Invest in your inner circle.
Who are the people you see the most? Who are the ones sitting at your table? Who are the folks that are cheering you on in your corner? Or better yet, who are the ones who are standing beside you as you journey onward in life? The ones you spend your time with matter—invest accordingly.
Read a book—not something random on the internet, or a highlight reel of someone else’s life, or some news article that is unvetted and unchecked and someone’s opinion that’s simply parading around as fact. Pick up a book, whether it’s fiction or nonfiction, and learn something. Let your brain wander and dig deep into the things that you cannot see beyond what you know and what you have experienced in your lifetime thus far. And if you don’t like to read a physical book, audiobooks work too!
Put the phone down.
You’re spending too much time on your phone. Yes, you. You’re using work as an excuse, and a text message thread with your coworkers as an excuse, and the fact that you scroll as you sip your morning coffee or unwind as your kids go to bed as an excuse. Nobody needs to be on their phone for upwards of three, four, five hours a day—and those hours spent scrolling is time you could be using to do something else. Something that will probably add far more value to your life than creeping on what other people are doing via Facebook.
Prioritize your top goals.
If you’re goal-oriented, there will be a million things that you will want to accomplish in a day, a week, a year, a decade. But sometimes you have to come to the grips that while you can seek them all out, you cannot do them all at the same time, so it’s best to learn how to prioritize. You can be a writer, but it’s hard to be a novelist and a memoirist and a screenwriter all at once. Start with one, two, three goals that you’re able to cultivate and master—and then move down the list as to what you want to do next.
Cultivate your communication skills.
You must learn how to communicate in person, on the phone, and yes, even by email. Digital communication is not going anywhere, so it’s best you learn proper email etiquette and grammar and how your words can reflect your tone—choose them wisely.

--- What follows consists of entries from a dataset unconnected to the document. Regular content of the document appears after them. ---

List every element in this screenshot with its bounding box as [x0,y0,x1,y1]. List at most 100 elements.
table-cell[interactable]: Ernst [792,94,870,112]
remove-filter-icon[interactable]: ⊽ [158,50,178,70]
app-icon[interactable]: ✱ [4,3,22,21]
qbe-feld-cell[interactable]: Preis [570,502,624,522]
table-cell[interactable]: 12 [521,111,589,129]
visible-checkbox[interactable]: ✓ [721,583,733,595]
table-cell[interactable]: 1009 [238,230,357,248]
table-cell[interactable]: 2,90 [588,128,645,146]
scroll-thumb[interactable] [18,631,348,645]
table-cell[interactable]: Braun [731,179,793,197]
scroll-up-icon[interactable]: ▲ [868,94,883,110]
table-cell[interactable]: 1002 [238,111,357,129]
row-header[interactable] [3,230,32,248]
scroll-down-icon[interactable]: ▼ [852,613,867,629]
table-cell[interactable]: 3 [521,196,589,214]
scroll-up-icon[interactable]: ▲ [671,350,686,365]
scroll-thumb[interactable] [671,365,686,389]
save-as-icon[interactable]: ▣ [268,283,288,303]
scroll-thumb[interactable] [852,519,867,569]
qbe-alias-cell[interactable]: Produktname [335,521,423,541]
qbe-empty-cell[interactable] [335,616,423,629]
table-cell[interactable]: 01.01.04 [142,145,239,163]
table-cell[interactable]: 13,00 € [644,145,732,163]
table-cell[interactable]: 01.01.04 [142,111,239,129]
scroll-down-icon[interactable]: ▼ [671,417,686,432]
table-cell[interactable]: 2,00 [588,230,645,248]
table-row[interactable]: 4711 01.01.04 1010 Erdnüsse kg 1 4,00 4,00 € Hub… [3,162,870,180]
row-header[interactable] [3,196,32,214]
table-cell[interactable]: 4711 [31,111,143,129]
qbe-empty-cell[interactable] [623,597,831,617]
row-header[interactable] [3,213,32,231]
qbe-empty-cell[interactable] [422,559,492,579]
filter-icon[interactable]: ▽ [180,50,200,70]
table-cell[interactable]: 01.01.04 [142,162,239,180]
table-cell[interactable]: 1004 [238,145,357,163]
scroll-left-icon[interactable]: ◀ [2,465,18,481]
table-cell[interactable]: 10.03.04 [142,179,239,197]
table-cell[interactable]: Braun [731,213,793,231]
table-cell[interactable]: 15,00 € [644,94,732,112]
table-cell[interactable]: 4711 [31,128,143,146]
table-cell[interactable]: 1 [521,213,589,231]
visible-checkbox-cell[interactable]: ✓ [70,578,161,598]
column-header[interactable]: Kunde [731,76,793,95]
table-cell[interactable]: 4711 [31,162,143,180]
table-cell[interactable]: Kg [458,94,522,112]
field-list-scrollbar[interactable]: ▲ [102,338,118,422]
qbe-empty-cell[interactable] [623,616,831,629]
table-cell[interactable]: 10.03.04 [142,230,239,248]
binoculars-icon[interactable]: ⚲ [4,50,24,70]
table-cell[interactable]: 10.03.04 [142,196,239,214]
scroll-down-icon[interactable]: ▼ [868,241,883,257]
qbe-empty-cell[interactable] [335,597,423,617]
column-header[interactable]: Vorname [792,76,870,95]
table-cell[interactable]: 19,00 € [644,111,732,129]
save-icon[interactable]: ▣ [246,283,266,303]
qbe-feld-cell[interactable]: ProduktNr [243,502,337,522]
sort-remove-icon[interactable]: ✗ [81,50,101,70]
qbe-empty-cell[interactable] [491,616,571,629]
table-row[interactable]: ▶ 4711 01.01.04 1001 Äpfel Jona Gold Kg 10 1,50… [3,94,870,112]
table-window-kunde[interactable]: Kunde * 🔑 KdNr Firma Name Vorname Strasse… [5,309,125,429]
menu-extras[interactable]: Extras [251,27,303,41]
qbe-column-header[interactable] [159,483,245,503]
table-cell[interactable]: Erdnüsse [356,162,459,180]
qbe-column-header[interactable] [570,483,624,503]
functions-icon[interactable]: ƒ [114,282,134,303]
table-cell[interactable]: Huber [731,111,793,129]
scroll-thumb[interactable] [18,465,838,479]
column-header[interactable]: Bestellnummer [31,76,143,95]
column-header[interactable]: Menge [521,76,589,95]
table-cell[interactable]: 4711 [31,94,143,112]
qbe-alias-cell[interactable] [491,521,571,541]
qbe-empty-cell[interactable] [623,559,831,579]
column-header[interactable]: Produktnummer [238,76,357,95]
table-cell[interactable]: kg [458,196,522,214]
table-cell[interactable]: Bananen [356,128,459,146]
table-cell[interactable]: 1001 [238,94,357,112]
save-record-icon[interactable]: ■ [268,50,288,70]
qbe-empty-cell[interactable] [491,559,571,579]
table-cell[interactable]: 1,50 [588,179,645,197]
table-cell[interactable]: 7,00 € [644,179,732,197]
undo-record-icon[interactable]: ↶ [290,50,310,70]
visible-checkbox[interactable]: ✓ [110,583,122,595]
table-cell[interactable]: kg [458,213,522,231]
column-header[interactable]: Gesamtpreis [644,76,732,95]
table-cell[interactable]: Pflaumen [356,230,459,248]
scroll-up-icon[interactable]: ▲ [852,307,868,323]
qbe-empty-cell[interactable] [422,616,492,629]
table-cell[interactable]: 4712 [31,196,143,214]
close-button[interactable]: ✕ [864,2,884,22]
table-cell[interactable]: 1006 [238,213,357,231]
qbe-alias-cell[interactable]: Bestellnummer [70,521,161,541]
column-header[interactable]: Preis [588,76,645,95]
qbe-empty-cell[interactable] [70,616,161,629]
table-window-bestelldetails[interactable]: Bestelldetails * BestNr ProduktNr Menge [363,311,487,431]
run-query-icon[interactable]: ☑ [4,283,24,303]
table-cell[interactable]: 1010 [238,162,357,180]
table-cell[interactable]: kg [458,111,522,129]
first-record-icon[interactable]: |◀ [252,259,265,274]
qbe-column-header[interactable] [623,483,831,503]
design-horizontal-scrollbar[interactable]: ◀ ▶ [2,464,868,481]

Remember that the only person you should be competing with is the human you were yesterday.
There’s an adage that says that “comparison is the thief of joy”—and I’d add that competition can be that thief, too. Spending time and energy focusing on the accomplishments, happiness, and lives of other people does nothing to further your own. Their achievement of the things you so desperately desire is not a sign that there is no longer joy left for you but a reminder that good things are possible. So stop obsessing over what they have and how they live and instead worry about how you can be better than you were yesterday and the day before that.
Drink more water.
Drink a glass of water before you have your tea, or before you have your coffee, or before you guzzle whatever smoothie you have waiting for you. Hydration is a great way to maintain your physical health and keep you staying focused—but sometimes, drinking the proper amount of water is tedious. If you start drinking water the first thing in the morning, eventually, it’ll become second nature.
Give yourself the grace to try—and then fail and get back up again.
Not every chance you take will work out the way you want. Not every problem you have will resolve itself in a nice, tiny bow. But do not let the fear of failure keep you from trying, for if you never try, you’ll never know.